Thursday, January 7, 2010

Participants, Consumers and the Politics of Design: British Information Providers on the Web reconfigure the Audience

Light, A. (2003) Participants, Consumers and the Politics of Design: British Information Providers on the Web reconfigure the Audience at Towards a New Media Paradigm. EU COST A20 Conference, University of Navarra, Pamplona, June 2003

This paper explores how audiences for information have changed with the onset of networked media. The new interface between media producers and consumers bridges formerly distinct worlds with the potential of ‘always-on’ digital devices. It introduces the effect of a ‘remote but co-existent producer’ who can feed customised pages over a network to a user who had requested them, either by responding directly or by using ‘software as proxy’. Typically, with changes in form come alterations in the relations possible and desirable between the parties interacting. This paper describes how media companies, in designing interactive websites, are sending out strong messages about their intended audience and its expected behaviour.
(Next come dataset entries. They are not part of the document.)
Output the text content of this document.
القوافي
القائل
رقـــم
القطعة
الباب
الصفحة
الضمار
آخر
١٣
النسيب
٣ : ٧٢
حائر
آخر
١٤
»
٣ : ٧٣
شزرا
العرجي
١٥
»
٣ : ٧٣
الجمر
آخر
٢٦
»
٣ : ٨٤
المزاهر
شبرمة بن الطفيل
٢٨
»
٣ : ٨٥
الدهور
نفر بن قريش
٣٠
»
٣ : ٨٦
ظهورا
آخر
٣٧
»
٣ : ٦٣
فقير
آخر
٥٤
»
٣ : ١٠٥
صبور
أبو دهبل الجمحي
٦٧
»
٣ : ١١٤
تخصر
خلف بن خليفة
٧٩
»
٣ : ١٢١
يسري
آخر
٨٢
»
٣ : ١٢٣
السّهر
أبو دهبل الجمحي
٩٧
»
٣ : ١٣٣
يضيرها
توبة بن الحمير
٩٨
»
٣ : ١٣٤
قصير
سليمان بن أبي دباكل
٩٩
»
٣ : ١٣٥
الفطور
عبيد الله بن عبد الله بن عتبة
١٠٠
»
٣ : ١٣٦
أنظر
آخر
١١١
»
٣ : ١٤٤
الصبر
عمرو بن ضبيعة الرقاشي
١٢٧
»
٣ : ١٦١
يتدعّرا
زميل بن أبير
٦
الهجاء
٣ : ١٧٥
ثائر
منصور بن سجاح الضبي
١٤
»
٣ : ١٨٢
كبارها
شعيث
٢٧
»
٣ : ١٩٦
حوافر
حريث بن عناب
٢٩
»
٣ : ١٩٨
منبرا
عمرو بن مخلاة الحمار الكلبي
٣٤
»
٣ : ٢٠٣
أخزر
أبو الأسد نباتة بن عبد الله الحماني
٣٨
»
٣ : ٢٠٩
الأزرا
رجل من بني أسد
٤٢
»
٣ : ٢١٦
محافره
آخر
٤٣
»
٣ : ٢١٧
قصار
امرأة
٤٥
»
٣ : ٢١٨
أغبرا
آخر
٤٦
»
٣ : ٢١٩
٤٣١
By focusing on the attitudes of a small group of British information providers as they transfer part of their core activity to the Web, it has been possible to track a change in their conceptualisation of audience from receptive to interactive. The paper concludes in an analysis of the strengths of two opposing trends - towards adopting an ‘inclusive’ or an ‘authoritative’ interaction design policy for visitors - and examines the background to these developments. It ends by looking at the implications for wider concepts of audience.